He passed out of the room, and Saton returned slowly to where Rachael was sitting. Her eyes sought his inquiringly. They read the anguish in his face.
“You are afraid,” she muttered.
“I am afraid,” he admitted. “Given an inversion of their relative positions, I feel like Faust befriended by Mephistopheles. I felt it when he stood by my side on the hilltop, seven years ago. I felt it when he thrust that money into my hand, and bade me go and see what I could make of life, bade me go, without a word of kindness, without a touch of his fingers, without a sentence of encouragement, with no admonitory words save that one single diatribe against failure. You know what he told me? ‘Go out,’ he said,‘and try your luck. Go out along the road which your eyes have watched fading into the mists. But remember this.

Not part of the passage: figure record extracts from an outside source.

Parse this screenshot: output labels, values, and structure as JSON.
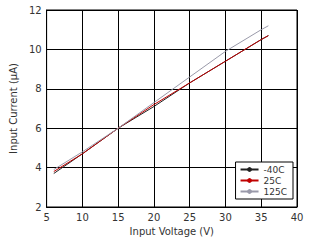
{
  "chart_data": {
    "type": "line",
    "x_label": "Input Voltage (V)",
    "y_label": "Input Current (µA)",
    "x": [
      6,
      10,
      15,
      20,
      25,
      30,
      35,
      36
    ],
    "series": [
      {
        "name": "-40C",
        "color": "#202020",
        "values": [
          3.7,
          4.7,
          6.0,
          7.1,
          8.3,
          9.4,
          10.5,
          10.7
        ]
      },
      {
        "name": "25C",
        "color": "#c00000",
        "values": [
          3.8,
          4.7,
          6.0,
          7.2,
          8.3,
          9.4,
          10.5,
          10.7
        ]
      },
      {
        "name": "125C",
        "color": "#9a9aaa",
        "values": [
          3.9,
          4.8,
          6.0,
          7.3,
          8.6,
          9.9,
          11.0,
          11.2
        ]
      }
    ],
    "xlim": [
      5,
      40
    ],
    "xticks": [
      5,
      10,
      15,
      20,
      25,
      30,
      35,
      40
    ],
    "ylim": [
      2,
      12
    ],
    "yticks": [
      2,
      4,
      6,
      8,
      10,
      12
    ],
    "grid": true,
    "legend": "lower right"
  }
}
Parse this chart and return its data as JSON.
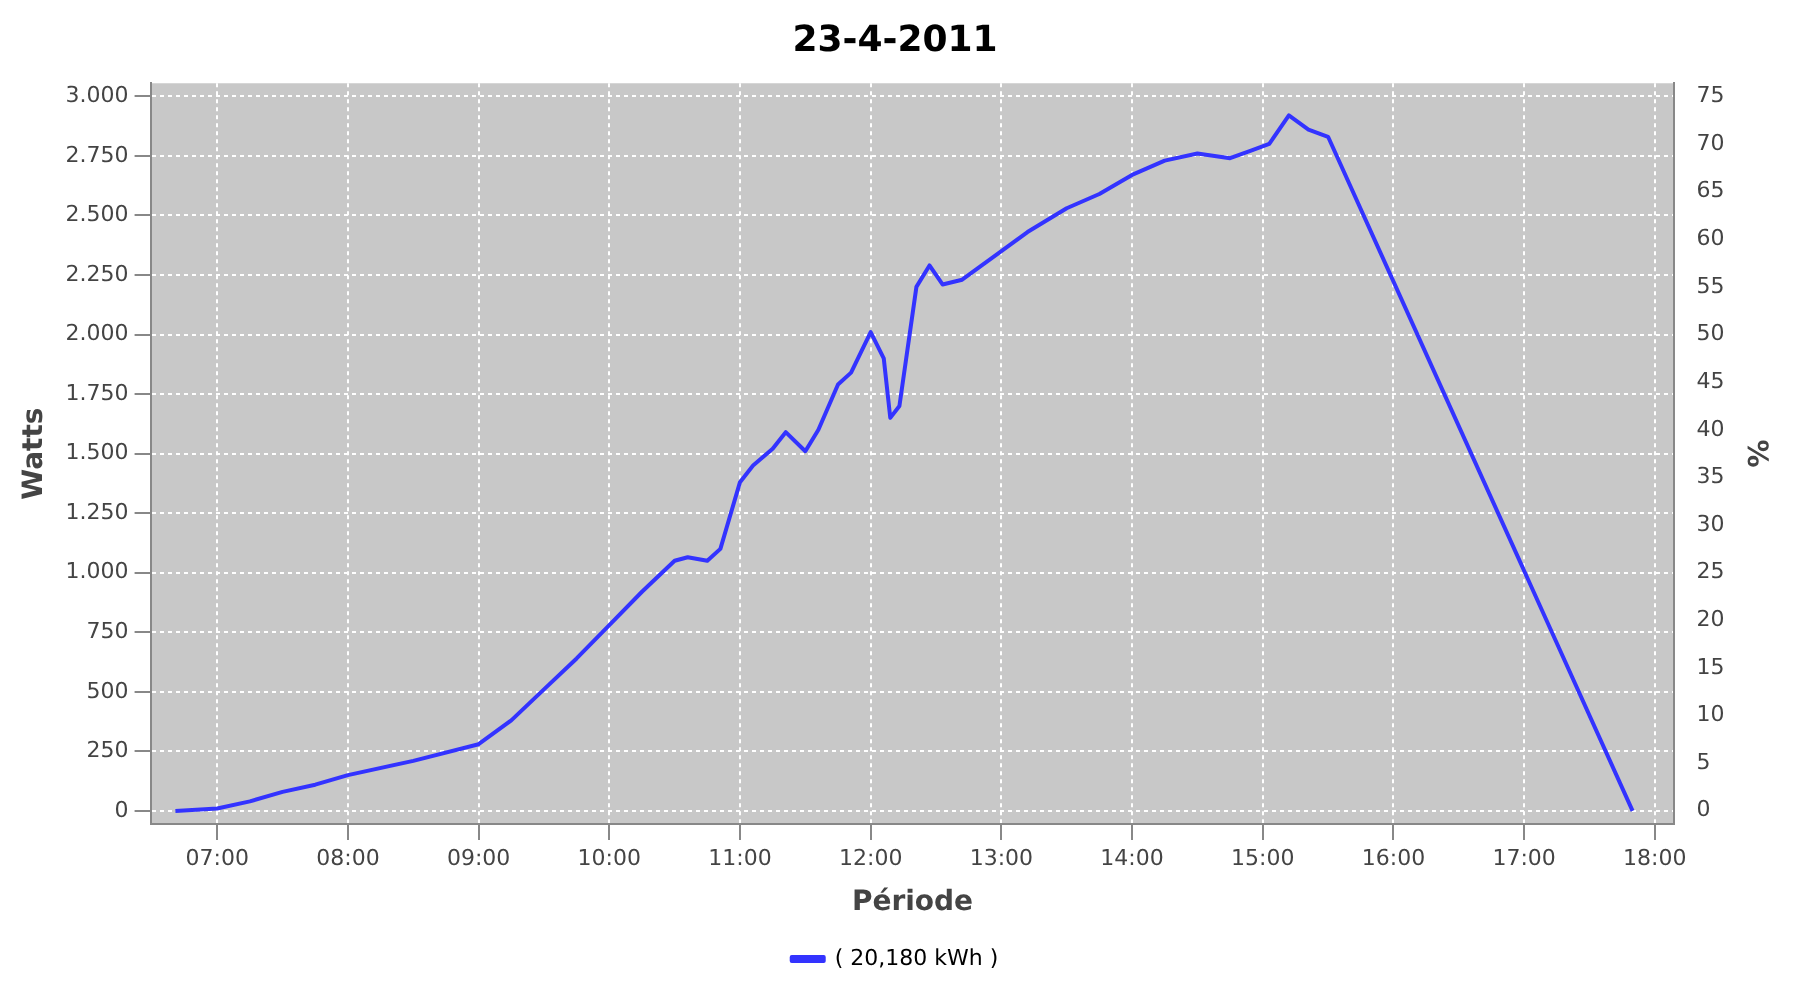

For men there is no such thing as failure. One may swim too far out to sea on a sunny day. One may trifle with a loaded revolver, or drink in one’s sleep the draught from which one does not awake. But for men, there is no failure.’”
The woman nodded.
“Well,” she said harshly, “you remembered that. You did not fail. Who dares to say that you have failed!”
Saton threw himself into the easy-chair drawn apart from hers. His head fell forward into his hands. The woman rested her head upon her fingers, and watched him through the shadows.